Search Google Appliance

Information Technology

Security Checklist for University-Owned Computers

Faculty and staff can protect their University-owned computers by checking off all items on this list. Some computers are centrally-managed by the department, but in other cases, faculty and staff are responsible for individually adhering to the University's data security policies. If applicable, check with the IT professional in your department before making changes to your computer. Your department may also have other internal security policies you need to adhere to and some checklist items may have already been completed on your behalf. For personal computing devices, see our Security Checklist for Personal Computers.

1. Use anti-virus & anti-malware software.

Download and install McAfee ePO anti-virus software on your University-owned computer (it's free!). Make sure you have the latest version of the software, your virus definitions are set to update automatically, and on-access scanning is enabled. We recommend that you run a full scan of your computer at least once a month. 
Note: Please do not use the personal version of McAfee anti-virus software on University-owned computers.

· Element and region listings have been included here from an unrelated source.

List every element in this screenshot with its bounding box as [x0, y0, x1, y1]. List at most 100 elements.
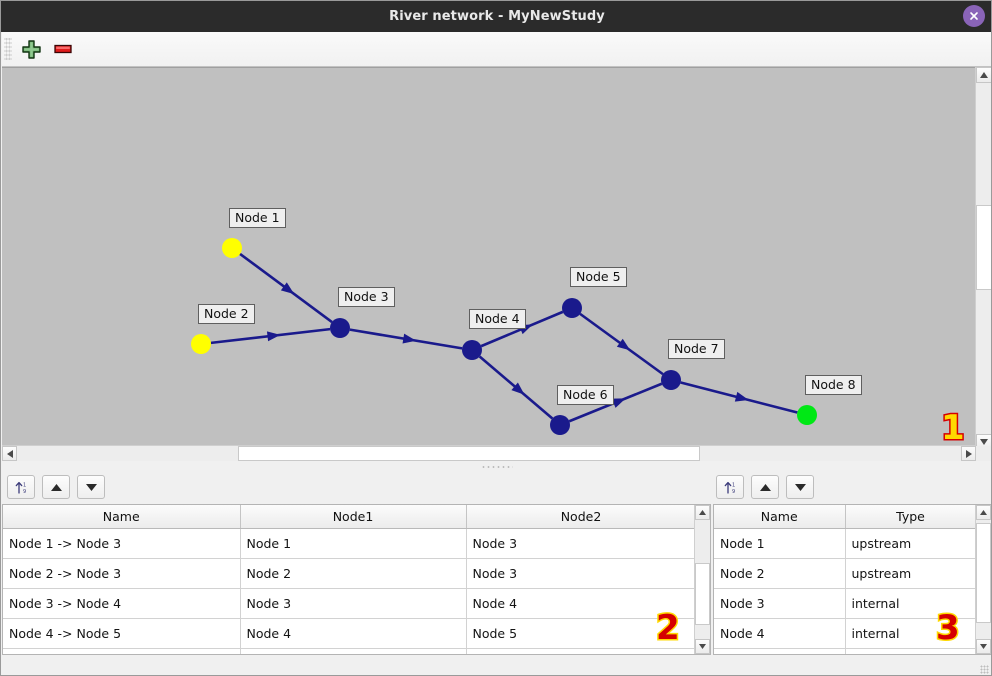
links-table-scrollbar[interactable]: [694, 505, 710, 654]
graph-node-label[interactable]: Node 6: [557, 385, 614, 405]
scroll-up-button[interactable]: [976, 67, 991, 83]
links-sort-button[interactable]: 1 9: [7, 475, 35, 499]
graph-node-label[interactable]: Node 7: [668, 339, 725, 359]
links-scroll-up-button[interactable]: [695, 505, 710, 520]
edge-arrow-icon: [616, 338, 631, 351]
graph-node[interactable]: [562, 298, 582, 318]
table-cell[interactable]: Node 2 -> Node 3: [3, 558, 241, 589]
table-cell[interactable]: Node 3 -> Node 4: [3, 588, 241, 619]
table-cell[interactable]: [466, 648, 696, 654]
table-cell[interactable]: Node 2: [240, 558, 467, 589]
nodes-table-scrollbar[interactable]: [975, 505, 991, 654]
network-canvas[interactable]: Node 1 Node 2 Node 3 Node 4 Node 5 Node 6 Node…: [2, 67, 976, 451]
table-cell[interactable]: Node 4: [466, 588, 696, 619]
scroll-right-button[interactable]: [961, 446, 976, 461]
network-diagram-panel: Node 1 Node 2 Node 3 Node 4 Node 5 Node 6 Node…: [2, 67, 991, 461]
table-row-partial[interactable]: [714, 648, 976, 654]
table-cell[interactable]: Node 3: [240, 588, 467, 619]
graph-node-label[interactable]: Node 5: [570, 267, 627, 287]
graph-node-label[interactable]: Node 8: [805, 375, 862, 395]
table-cell[interactable]: Node 4: [714, 618, 846, 649]
graph-node-label[interactable]: Node 3: [338, 287, 395, 307]
edge-arrow-icon: [402, 333, 417, 344]
nodes-move-down-button[interactable]: [786, 475, 814, 499]
delete-node-button[interactable]: [50, 36, 76, 62]
table-cell[interactable]: internal: [845, 618, 976, 649]
graph-node-label[interactable]: Node 4: [469, 309, 526, 329]
table-cell[interactable]: internal: [845, 588, 976, 619]
graph-node[interactable]: [462, 340, 482, 360]
table-cell[interactable]: Node 1: [714, 528, 846, 559]
table-cell[interactable]: Node 2: [714, 558, 846, 589]
scroll-left-button[interactable]: [2, 446, 17, 461]
add-node-button[interactable]: [18, 36, 44, 62]
canvas-horizontal-scrollbar[interactable]: [2, 445, 976, 461]
links-scroll-down-button[interactable]: [695, 639, 710, 654]
table-cell[interactable]: Node 3: [466, 528, 696, 559]
nodes-scroll-down-button[interactable]: [976, 639, 991, 654]
canvas-hscroll-thumb[interactable]: [238, 446, 700, 461]
canvas-vscroll-thumb[interactable]: [976, 205, 991, 290]
edge-arrow-icon: [734, 391, 749, 402]
graph-node-label[interactable]: Node 1: [229, 208, 286, 228]
nodes-move-up-button[interactable]: [751, 475, 779, 499]
table-cell[interactable]: [845, 648, 976, 654]
table-cell[interactable]: [3, 648, 241, 654]
graph-node[interactable]: [222, 238, 242, 258]
table-cell[interactable]: Node 1 -> Node 3: [3, 528, 241, 559]
column-header[interactable]: Node1: [240, 505, 467, 529]
column-header[interactable]: Name: [3, 505, 241, 529]
table-cell[interactable]: Node 1: [240, 528, 467, 559]
table-cell[interactable]: Node 4: [240, 618, 467, 649]
panel-splitter[interactable]: [2, 462, 991, 472]
nodes-scroll-thumb[interactable]: [976, 523, 991, 623]
window-resize-grip[interactable]: [980, 665, 989, 674]
graph-node[interactable]: [661, 370, 681, 390]
table-cell[interactable]: Node 4 -> Node 5: [3, 618, 241, 649]
column-header[interactable]: Name: [714, 505, 846, 529]
table-cell[interactable]: [714, 648, 846, 654]
graph-node[interactable]: [191, 334, 211, 354]
links-scroll-thumb[interactable]: [695, 563, 710, 625]
canvas-vertical-scrollbar[interactable]: [975, 67, 991, 450]
nodes-layer: [191, 238, 817, 435]
column-header[interactable]: Type: [845, 505, 976, 529]
table-cell[interactable]: upstream: [845, 558, 976, 589]
table-cell[interactable]: Node 3: [466, 558, 696, 589]
graph-node[interactable]: [550, 415, 570, 435]
svg-text:9: 9: [732, 489, 735, 495]
nodes-scroll-up-button[interactable]: [976, 505, 991, 520]
links-move-down-button[interactable]: [77, 475, 105, 499]
triangle-right-icon: [965, 449, 972, 458]
table-cell[interactable]: upstream: [845, 528, 976, 559]
toolbar-drag-handle[interactable]: [4, 38, 12, 60]
nodes-sort-button[interactable]: 1 9: [716, 475, 744, 499]
graph-node[interactable]: [330, 318, 350, 338]
column-header[interactable]: Node2: [466, 505, 696, 529]
close-window-button[interactable]: [963, 5, 985, 27]
table-row-partial[interactable]: [3, 648, 696, 654]
graph-node[interactable]: [797, 405, 817, 425]
sort-ascending-icon: 1 9: [15, 481, 26, 495]
table-cell[interactable]: [240, 648, 467, 654]
table-cell[interactable]: Node 5: [466, 618, 696, 649]
table-cell[interactable]: Node 3: [714, 588, 846, 619]
links-move-up-button[interactable]: [42, 475, 70, 499]
graph-node-label[interactable]: Node 2: [198, 304, 255, 324]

Use Anti-virus Software for Windows or Macintosh | Install Malwarebytes & Scan Your Computer for Malware
Beware of fake anti-virus software and other rogue programs. Always download software from reputable sources. 


2. Update your computer's operating system.

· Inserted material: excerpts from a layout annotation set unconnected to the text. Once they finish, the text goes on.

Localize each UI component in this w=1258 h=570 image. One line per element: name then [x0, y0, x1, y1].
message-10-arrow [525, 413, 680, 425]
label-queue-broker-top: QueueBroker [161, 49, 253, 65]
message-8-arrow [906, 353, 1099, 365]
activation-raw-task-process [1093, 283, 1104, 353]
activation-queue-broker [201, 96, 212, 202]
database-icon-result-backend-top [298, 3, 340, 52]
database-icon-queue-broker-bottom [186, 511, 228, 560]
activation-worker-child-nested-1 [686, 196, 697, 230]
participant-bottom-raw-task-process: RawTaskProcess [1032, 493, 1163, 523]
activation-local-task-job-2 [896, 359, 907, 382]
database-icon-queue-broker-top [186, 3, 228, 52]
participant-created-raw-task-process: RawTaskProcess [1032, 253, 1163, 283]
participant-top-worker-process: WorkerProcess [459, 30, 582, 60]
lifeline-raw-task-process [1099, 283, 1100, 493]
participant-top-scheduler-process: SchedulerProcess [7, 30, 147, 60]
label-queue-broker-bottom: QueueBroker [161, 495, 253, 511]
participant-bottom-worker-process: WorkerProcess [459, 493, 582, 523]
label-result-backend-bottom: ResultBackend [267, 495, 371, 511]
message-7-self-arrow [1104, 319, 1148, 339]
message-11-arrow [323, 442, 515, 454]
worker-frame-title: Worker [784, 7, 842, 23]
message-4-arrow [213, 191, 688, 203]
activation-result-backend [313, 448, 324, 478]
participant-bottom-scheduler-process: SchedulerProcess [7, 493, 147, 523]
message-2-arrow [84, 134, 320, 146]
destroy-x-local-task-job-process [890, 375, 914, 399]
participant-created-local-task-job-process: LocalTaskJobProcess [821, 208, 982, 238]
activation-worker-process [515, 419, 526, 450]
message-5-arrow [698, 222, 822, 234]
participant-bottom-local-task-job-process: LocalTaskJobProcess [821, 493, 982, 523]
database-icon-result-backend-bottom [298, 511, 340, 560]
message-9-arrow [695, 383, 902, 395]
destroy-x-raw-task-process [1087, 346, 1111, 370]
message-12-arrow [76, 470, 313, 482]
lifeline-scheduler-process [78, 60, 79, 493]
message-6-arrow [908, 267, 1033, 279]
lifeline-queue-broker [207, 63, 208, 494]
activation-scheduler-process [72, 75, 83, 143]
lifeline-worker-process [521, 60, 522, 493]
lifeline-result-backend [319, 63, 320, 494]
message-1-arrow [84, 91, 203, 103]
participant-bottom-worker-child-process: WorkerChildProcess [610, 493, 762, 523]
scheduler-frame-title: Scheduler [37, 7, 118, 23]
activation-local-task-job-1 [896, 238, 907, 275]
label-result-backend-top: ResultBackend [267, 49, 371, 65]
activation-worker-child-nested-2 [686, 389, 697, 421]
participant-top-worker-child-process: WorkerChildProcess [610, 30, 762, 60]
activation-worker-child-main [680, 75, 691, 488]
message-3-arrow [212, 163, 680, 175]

Enable automatic updates and receive critical patches as soon as they are released. To keep your computer's operating system up-to-date, go to:

  • Windows: update.microsoft.com
  • Macintosh: System Preferences > Software Update...

3. Update your computer's software.

Always update third-party software and plugins, especially your Web browser, Java, and Adobe products. Download software security patches and updates when prompted to do so.

Secunia CSI for departmentally-managed Windows computers | Secunia PSI for unmanaged Windows computers | Macintosh Software Update


4. Create a Restricted User Account & an Administrator Account for your computer.

Create a Restricted User Account for everyday use and keep the Administrator access for special tasks (e.g., software installation). Learn how to set up a User Account.


5. Use eduroam for wireless on campus.

Used a wired connection for Internet access whenever possible. When you must use wireless, choose eduroam. It is fast, convenient, and more secure. Use our setup wizard to configure your computer, then connect automatically from any wireless coverage area on campus.
Wireless Network Access


6. Use the Virtual Private Network to access the campus network remotely

The Virtual Private Network (VPN) provides a secure, encrypted connection between your off-campus computer and the campus network. The VPN should be used if you are remotely connecting to your workstation from off-campus. 


7. Clear your browsing data.

Web browsers often store information from Web sites you visit (e.g., cookies). Clear this information often or set up your browser to do it automatically, especially if you use SPIRE or other University applications containing sensitive data. Check the browser’s help guide for instructions. We do not recommend saving passwords in a Web browser. 


8. Choose strong, unique passwords.

Your UMass IT Account password should be different from your other passwords. Build your passwords using UMass IT’s Rules for Passwords and remember to change them at least twice a year (with daylight savings).


9. Use a password-protected screen saver.

‘Locking’ the screen or using a password-protected screen saver allows you to lock your computer without shutting it down when stepping away from your desk. Press the Windows key + L to lock your Windows computer. To protect your cell phone data, enable a passcode and set it to auto-lock. 


10. Know what constitutes sensitive data.

Familiarize yourself with the data classification model in use at UMass Amherst. Learn more about sensitive data in practice and think about the types of University data you work with on a regular basis. Discuss your responsibilities when working with sensitive data with your supervisor.
Understand Sensitive Data at UMass Amherst | Storing & Handling Guidelines


11. Use Identity Finder to keep track of sensitive data.

Download and install Identity Finder software, then scan your University-owned computer at least twice a semester. Identity Finder helps you locate sensitive data (e.g., grades) on your computing devices. Back up important files to a secure location and delete the files you no longer need.
Identity Finder at UMass Amherst


12. Do not store sensitive data on USB drives.

Any portable storage device can be easily lost or stolen. For sensitive data, use a more secure storage space, such as a departmental server or UDrive, UMass IT's secure file storage system. Be sure to talk to your supervisor about recommended storage. 
UDrive: Online File Storage


13. Do not leave your devices unattended.

Purchase a security cable for your University-owned laptop. Register your laptop and mobile devices with the UMass Amherst Police to help identify them in case they are lost or stolen.
UMass Amherst Police Department


14. Keep track of all your devices.

Record the make, model, and 12-character identifier (a.k.a. MAC Address) of your University-owned computing devices. This may help locate them faster if they are lost or stolen. To find a device’s MAC Address, check the below instructions, the product manual, or packaging.
Find Your MAC Address


15. Report any lost or stolen University-owned devices.

If your University-owned computing device or any device containing University data is lost or stolen, fill out the Report a Lost or Stolen University-Owned Computing Device form.